Put simply, this latest study means shows that by shocking or stressing existing cells, science might be able to engineer them into any kind of cell we find in the human body -- and do so cheaply. It comes as good news to CIRM, which just happened to be awarding grants Wednesday in Berkeley.
CIRM gave away roughly $25 million Wednesday to researchers who plan to use stem cells as cures for patients with chronic illnesses and injuries. Michael Hinshaw, for instance, is in a phase one study of Huntington's Disease, a neurological disorder. "I can't even stand still talking to you now. You can see I'm shaking right now. That's the disease," Hinshaw explained to ABC7 News.
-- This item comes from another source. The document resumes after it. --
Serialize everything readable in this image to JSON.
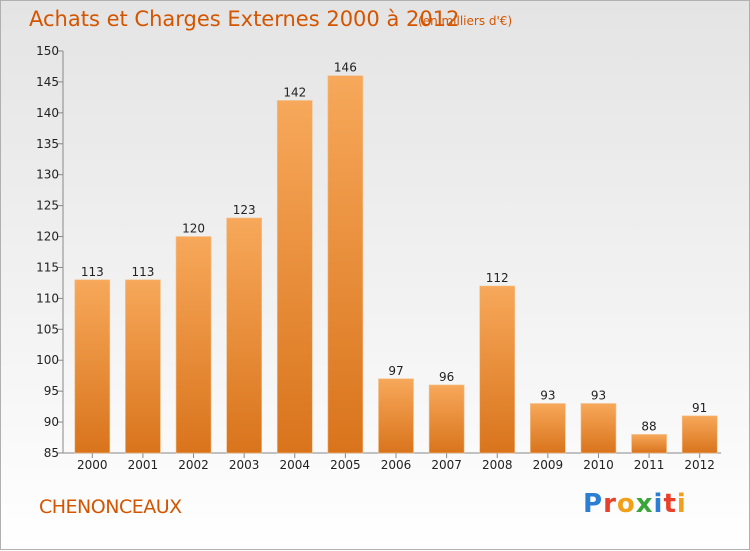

In Berkeley Wednesday was the hope -- a 10-year old state-mandated research organization that has seeded research with more than $1 billion. "We all firmly believe a number of these things will hit and every single thing that does is going to be a game changer," said CIRM President Jonathan Thomas.
Dr. Samantha Butler received funding Wednesday to use stem cells in research that might restore the sense of touch for people with paralysis. The latest study may make that easier. "Imagine not being able to touch your own child. Imagine not being able to touch your spouse, how devastating that would be," Butler said.
The key in this research is to make the changes to cells while they're still inside the human body, which would make stem cell treatments much more affordable.
One word of caution -- this new study looked at stem cells in mice, and experts say they're still a long way from human trials.